Bequem von zu Hause aus arbeiten, die Zeit frei einteilen und beim Surfen Geld verdienen – dieser verklärte Blick aufs Affiliate Marketing existiert heute noch. Das Funktionsprinzip ist älter als das Internet. Im Kern geht es darum, dass Unternehmen (Merchant) Provisionen an Dritte (Publisher) auszahlen, die Produkte des Unternehmens verkauft haben. Bekannt ist das Konzept als Revenue Sharing. Affiliate Marketing umfasst heute verschiedene Punkte:

  • Produkte
  • Dienstleistungen
  • Leads

Heißt: Ein Provisionsanspruch des Affiliate (im deutschen Sprachgebrauch auch als Werbepartner bekannt) entsteht bereits mit der Weiterleitung potenzieller Kunden. Dieser Prozess kann weiter abgestuft werden.

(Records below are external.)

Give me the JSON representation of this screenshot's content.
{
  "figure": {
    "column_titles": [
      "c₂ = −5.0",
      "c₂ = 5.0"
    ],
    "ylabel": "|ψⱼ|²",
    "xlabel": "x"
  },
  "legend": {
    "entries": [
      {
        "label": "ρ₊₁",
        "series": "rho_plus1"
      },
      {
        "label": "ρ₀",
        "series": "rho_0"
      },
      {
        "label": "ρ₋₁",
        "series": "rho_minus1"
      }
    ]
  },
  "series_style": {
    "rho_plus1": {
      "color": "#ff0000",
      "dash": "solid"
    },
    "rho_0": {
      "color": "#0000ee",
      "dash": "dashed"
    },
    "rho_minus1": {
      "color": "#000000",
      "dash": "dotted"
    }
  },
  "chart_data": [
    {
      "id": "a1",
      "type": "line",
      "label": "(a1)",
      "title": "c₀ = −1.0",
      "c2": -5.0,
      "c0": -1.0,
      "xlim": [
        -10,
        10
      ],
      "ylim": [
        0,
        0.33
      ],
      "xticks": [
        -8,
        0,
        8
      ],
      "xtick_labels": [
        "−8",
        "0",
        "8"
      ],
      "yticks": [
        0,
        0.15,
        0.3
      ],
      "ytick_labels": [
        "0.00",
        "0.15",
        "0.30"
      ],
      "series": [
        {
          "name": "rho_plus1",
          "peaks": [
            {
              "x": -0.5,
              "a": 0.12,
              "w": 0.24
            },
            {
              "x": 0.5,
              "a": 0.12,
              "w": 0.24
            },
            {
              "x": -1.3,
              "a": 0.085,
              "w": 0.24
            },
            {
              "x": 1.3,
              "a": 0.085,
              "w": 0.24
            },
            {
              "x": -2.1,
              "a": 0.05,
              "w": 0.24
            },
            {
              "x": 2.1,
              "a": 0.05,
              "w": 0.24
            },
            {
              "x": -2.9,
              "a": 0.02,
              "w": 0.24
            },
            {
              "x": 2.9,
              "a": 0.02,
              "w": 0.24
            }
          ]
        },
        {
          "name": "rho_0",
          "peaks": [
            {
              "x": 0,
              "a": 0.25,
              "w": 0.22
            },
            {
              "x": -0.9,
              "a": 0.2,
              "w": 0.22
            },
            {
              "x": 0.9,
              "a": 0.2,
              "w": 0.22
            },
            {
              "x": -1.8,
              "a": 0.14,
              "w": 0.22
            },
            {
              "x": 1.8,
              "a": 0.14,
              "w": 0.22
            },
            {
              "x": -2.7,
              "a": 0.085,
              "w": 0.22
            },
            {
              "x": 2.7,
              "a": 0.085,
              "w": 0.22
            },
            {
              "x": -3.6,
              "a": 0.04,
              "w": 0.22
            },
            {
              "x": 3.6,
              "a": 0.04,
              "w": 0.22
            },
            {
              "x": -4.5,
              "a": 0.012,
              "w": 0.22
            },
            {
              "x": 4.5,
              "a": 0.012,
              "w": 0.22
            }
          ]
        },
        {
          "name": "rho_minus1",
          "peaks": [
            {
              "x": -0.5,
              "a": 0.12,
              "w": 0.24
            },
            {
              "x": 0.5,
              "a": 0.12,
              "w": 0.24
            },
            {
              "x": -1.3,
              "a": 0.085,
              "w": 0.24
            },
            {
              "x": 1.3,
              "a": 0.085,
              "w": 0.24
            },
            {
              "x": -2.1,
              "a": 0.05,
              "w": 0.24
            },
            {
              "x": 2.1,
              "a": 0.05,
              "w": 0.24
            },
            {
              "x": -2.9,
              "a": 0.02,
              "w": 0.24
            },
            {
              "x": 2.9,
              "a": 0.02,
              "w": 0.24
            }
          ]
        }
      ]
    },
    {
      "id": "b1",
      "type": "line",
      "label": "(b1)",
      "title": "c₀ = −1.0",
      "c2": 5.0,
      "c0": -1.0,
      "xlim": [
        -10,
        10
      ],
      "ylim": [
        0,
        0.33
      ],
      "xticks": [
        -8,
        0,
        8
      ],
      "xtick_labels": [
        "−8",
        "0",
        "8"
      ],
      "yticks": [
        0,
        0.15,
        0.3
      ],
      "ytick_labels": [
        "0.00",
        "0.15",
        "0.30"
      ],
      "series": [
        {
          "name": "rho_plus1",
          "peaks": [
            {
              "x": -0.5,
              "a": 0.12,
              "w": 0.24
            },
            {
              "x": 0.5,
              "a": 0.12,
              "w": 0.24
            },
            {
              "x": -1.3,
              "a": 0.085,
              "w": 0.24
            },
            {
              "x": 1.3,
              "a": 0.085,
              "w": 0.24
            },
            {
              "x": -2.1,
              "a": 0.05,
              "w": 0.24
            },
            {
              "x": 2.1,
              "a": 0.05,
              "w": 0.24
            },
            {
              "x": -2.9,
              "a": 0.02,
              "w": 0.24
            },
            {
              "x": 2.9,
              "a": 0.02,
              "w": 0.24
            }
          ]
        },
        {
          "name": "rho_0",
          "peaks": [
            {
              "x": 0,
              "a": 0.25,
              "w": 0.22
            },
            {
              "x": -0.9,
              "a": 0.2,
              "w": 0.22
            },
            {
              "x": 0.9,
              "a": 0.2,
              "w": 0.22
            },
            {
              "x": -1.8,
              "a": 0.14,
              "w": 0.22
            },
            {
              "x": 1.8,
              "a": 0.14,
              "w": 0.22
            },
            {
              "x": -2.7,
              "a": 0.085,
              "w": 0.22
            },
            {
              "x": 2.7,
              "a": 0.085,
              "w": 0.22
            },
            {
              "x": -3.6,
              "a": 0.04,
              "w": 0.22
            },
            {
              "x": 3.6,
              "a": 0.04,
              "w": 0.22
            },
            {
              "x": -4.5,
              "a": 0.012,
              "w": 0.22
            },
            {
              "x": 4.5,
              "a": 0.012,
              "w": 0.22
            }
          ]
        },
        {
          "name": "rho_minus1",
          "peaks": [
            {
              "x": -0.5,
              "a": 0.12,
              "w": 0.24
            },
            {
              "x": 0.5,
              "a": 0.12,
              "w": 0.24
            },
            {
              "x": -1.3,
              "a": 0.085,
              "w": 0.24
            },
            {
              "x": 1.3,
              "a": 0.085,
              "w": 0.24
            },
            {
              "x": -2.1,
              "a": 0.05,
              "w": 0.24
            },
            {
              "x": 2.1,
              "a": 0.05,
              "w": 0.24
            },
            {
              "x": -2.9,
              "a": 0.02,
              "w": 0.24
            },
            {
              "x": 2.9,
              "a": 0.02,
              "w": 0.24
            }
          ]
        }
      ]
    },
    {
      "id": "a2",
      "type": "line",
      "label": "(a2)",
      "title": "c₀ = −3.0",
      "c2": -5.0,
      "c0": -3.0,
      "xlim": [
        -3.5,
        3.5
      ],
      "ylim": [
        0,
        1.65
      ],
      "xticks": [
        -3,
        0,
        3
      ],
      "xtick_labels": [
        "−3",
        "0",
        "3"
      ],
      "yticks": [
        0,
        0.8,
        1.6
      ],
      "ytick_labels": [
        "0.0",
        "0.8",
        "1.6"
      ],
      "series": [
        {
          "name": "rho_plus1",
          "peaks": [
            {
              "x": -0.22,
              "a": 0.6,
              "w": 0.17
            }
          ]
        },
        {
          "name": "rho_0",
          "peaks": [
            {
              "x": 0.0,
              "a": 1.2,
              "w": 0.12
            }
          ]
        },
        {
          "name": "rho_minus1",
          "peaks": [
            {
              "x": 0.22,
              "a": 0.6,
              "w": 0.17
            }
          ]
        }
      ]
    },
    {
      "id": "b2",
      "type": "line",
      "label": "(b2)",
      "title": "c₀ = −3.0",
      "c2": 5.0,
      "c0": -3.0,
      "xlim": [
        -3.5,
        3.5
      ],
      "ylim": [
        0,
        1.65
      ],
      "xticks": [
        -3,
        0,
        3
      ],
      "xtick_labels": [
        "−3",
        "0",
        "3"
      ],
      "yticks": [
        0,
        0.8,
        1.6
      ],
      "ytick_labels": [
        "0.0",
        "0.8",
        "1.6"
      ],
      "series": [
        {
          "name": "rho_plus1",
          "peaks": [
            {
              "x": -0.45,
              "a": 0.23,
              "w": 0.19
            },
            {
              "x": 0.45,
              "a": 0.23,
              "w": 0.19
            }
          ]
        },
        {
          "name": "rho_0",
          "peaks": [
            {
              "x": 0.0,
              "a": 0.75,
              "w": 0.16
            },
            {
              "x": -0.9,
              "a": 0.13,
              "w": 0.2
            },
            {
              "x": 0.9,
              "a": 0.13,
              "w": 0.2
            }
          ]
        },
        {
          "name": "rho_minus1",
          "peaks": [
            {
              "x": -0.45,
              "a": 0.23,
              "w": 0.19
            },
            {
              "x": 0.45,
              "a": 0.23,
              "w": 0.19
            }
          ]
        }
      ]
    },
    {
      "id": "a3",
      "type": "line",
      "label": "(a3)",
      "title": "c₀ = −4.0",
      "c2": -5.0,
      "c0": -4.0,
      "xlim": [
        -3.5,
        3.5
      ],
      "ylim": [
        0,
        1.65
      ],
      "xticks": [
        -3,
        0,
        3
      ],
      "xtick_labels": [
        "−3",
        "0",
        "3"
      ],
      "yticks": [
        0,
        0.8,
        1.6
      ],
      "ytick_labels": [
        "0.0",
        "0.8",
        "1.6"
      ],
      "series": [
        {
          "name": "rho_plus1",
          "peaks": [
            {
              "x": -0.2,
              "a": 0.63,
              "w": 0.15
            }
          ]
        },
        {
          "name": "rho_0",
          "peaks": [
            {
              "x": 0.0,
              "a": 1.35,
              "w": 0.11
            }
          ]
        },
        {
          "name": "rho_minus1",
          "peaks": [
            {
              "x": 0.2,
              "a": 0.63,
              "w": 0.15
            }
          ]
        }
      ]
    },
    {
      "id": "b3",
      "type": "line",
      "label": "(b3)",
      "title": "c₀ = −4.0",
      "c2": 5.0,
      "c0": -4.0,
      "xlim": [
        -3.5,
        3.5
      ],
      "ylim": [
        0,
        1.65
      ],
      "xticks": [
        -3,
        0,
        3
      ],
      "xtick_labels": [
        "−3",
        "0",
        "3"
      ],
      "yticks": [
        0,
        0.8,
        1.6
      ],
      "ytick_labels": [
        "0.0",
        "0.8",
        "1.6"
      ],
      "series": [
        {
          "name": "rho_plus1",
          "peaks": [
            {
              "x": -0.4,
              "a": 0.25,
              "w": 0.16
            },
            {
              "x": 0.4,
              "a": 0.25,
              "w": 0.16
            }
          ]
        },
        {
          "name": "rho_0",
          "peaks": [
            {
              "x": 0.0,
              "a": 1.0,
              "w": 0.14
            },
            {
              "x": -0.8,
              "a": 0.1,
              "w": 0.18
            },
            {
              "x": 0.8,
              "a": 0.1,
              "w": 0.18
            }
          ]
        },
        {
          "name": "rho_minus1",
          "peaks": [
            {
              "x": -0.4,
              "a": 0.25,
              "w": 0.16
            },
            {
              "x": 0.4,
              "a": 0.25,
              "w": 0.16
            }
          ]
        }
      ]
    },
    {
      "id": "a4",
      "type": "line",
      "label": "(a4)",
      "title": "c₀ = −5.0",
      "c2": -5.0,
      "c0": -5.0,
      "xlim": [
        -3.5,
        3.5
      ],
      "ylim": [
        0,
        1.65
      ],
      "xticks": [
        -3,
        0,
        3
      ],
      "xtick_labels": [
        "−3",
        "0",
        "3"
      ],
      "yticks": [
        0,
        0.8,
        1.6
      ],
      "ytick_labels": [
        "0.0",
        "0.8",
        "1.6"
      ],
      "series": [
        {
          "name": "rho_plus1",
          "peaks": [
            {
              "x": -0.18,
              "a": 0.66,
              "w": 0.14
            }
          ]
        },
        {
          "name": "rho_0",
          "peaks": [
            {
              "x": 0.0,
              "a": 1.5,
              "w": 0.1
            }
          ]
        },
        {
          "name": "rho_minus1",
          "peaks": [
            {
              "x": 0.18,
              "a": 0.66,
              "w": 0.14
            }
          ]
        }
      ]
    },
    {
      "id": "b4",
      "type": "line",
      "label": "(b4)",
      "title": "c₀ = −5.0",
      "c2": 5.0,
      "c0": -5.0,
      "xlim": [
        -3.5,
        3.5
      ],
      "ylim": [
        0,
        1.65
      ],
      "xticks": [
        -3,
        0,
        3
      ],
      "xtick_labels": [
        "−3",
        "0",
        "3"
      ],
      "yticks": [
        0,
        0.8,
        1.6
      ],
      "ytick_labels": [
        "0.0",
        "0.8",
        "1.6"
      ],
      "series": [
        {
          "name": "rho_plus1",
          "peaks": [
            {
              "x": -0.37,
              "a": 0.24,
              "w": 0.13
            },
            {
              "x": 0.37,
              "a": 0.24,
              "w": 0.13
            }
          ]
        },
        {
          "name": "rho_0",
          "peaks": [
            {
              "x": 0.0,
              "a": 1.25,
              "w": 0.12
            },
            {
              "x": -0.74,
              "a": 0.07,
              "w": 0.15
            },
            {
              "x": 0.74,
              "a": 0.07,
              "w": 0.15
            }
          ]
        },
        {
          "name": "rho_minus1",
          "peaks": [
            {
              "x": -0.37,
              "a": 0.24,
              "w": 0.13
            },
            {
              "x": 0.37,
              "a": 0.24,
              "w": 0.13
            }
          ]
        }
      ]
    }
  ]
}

Im Segment der Finanz- und Versicherungsprodukte wird beispielsweise oft das Ausfüllen und Abschicken eines Vergleichsformulars mit einer entsprechenden Provision vergütet. Letztere erhöht sich, wenn hieraus ein Vertragsabschluss entsteht. Affiliate Marketing ist heute eine der Möglichkeiten, um ohne großen Kapitalstock ein Einkommen generieren zu können.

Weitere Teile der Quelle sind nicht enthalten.